Photo de Josh Botte / Éclaboussure

Quelque chose de perdu et aussi incorporé. J’aime l’utilisation du verbe « encorpar » par Arnaldo, parce qu’il met le corps en scène, il apporte l’idée qu’on donne corps à ce que l’on vit. Et, après tout, ne donnons-nous pas la même place à ce que nous vivons, dans notre corps – même si cela peut se produire à notre insu ? Les expériences s’entremêlent sur la peau, à l’intérieur et à l’extérieur, faisant apparaître la dimension de ce que Williams souligne, que la vie est pure mémoire, que nous sommes mémoire.

Parfois, j’ai ressenti – et je ressens toujours – une forte étrangeté quand je pensais que mon corps d’aujourd’hui est, dans une certaine mesure, le même corps que lorsque j’étais bébé. Bien sûr, il a subi d’intenses transformations et, d’une certaine manière, il n’est plus le même. Cependant, c’est aussi ce même corps, du passé, que j’ai porté avec moi tout au long de toutes ces années. Dans les archives matérielles, il n’y a pas de rupture, mais dans la mémoire, il semble y en avoir une. Ce que j’essaie de dire, c’est que le temps continue de tourner, il continue à se produire, mais la mémoire fonctionne d’une autre manière, elle semble être un effet du temps sur le corps.

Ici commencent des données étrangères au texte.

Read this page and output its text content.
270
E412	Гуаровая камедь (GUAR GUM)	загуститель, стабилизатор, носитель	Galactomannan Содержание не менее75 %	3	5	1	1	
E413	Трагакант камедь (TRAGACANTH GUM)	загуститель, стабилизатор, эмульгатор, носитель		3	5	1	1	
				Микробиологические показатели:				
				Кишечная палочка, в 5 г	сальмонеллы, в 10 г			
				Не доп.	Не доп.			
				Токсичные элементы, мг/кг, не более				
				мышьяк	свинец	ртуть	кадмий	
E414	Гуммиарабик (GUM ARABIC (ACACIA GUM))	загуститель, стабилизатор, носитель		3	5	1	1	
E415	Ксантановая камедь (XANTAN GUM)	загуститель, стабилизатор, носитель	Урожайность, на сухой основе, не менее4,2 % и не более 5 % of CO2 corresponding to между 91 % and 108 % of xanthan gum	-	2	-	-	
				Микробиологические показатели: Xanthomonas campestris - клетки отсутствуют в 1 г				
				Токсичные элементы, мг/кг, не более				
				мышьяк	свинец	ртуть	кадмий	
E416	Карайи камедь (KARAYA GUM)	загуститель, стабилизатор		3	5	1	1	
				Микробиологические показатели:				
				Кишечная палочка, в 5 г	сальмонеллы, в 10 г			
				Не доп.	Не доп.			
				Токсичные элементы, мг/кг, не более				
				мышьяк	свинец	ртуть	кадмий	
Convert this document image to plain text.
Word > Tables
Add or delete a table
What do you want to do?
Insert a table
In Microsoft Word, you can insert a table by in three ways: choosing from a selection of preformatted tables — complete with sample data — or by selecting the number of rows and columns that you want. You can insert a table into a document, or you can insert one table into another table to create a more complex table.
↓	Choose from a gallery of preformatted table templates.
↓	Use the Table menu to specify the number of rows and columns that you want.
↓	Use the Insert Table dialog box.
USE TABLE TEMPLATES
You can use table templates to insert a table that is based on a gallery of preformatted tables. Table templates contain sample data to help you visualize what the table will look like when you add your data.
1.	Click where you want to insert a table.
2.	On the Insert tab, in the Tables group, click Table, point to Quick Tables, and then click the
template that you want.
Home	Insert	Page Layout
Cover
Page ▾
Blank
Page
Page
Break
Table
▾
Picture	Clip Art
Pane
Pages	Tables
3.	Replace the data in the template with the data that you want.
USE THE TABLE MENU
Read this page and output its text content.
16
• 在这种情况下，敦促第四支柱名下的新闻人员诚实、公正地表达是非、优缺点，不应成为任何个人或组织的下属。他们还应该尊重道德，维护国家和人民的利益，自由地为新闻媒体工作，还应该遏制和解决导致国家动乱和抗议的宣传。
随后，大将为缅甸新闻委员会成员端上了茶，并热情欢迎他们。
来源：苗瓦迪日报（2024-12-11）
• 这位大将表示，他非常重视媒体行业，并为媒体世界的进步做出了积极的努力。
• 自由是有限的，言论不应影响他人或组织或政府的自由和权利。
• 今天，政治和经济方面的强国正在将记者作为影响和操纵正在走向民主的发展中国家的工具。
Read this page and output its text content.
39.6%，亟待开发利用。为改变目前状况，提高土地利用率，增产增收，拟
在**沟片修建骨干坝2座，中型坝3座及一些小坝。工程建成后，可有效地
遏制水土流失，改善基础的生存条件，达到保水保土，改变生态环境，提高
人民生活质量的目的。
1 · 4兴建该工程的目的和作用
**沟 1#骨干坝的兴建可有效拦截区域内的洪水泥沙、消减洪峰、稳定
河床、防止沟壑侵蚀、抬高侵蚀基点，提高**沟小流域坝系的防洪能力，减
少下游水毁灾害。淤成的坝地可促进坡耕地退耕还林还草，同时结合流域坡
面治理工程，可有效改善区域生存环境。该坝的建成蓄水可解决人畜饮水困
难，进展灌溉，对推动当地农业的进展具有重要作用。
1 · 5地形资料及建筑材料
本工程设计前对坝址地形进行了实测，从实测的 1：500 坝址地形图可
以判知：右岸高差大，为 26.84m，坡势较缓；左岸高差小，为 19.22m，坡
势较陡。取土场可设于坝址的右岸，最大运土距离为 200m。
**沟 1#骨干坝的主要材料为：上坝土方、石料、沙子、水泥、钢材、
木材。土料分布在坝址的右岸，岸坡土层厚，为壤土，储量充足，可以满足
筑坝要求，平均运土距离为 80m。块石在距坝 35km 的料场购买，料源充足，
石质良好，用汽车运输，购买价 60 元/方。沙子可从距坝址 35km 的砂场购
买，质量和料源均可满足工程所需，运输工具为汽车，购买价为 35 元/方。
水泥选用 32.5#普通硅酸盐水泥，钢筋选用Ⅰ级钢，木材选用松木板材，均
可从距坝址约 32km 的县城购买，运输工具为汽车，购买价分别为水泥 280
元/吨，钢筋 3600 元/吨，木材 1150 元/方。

Il y a des moments, des instants, qui s’établissent en fait dans nos corps comme de véritables marques, des moments uniques, la plupart du temps des (més)rencontres, des douleurs, des épiphanies. Il y en a tant d’autres qui passent inaperçues dans le tissu de la vie, qui resteront dissoutes, pulvérisées, peut-être écrasées parmi les grands événements — qui ne résident pas forcément dans l’extraordinaire, parfois, au contraire, elles se trouvent dans la banalité la plus absolue.

Est-ce bien de cela qu’il s’agit, de multiplier les instants qui marquent le corps ? Dans quelle mesure cela est-il intentionnel ? Dans quelle mesure cela se produit-il exactement lorsque nous sommes distraits ? Peut-être qu’essayer de saisir le moment présent, celui-ci qui est si fugace, est un chemin.